ERIC Number: ED138658
Record Type: RIE
Publication Date: 1976-Sep
Reference Count: N/A
Desegregation and Quality Education: Quality and Equality in Our Schools.
Four questions are investigated in this paper: (1) How does desegregation affect academic achievement? (2) What is the effect of desegregation on the minority child's self concept and his/her educational and career aspiration? (3) In what ways does desegregation influence the manner in which students of different races get on with one another? (4) How do teachers and students relate to one another in desegregated schools? These questions are answered through an analysis of the findings of studies made of desegregated classrooms and schools. Three sources of materials are used: a 1975 survey of research done for the National Institute of Education (NIE), Nancy St. John's 1975 book titled "School Desegregation. Outcomes for Children," and John Egerton's 1976 report, published by the Southern Regional Council. It is noted that desegregation works when it is given a chance. Where the leadership is far sighted, desegregation becomes the key to high quality education for all. This is evident from the more formal surveys such as the NIE study and the St. John report. Informed journalistic reports such as Egerton's, support the interconnectedness of high quality education and desegregation. (Author/AM)
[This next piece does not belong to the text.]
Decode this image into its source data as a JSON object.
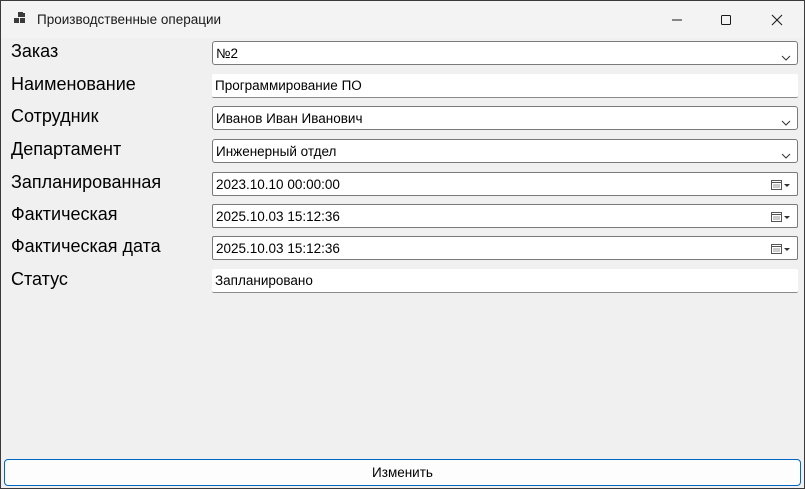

Descriptors: Academic Achievement, Black Achievement, Black Education, Desegregation Effects, Desegregation Methods, Educational Policy, Educational Quality, Integration Studies, Minority Group Children, Racial Integration, Racial Relations, School Desegregation, Self Concept
Not available separately; See UD 016 770
Publication Type: Reports - Research
Education Level: N/A
Authoring Institution: Southern Regional Council, Atlanta, GA.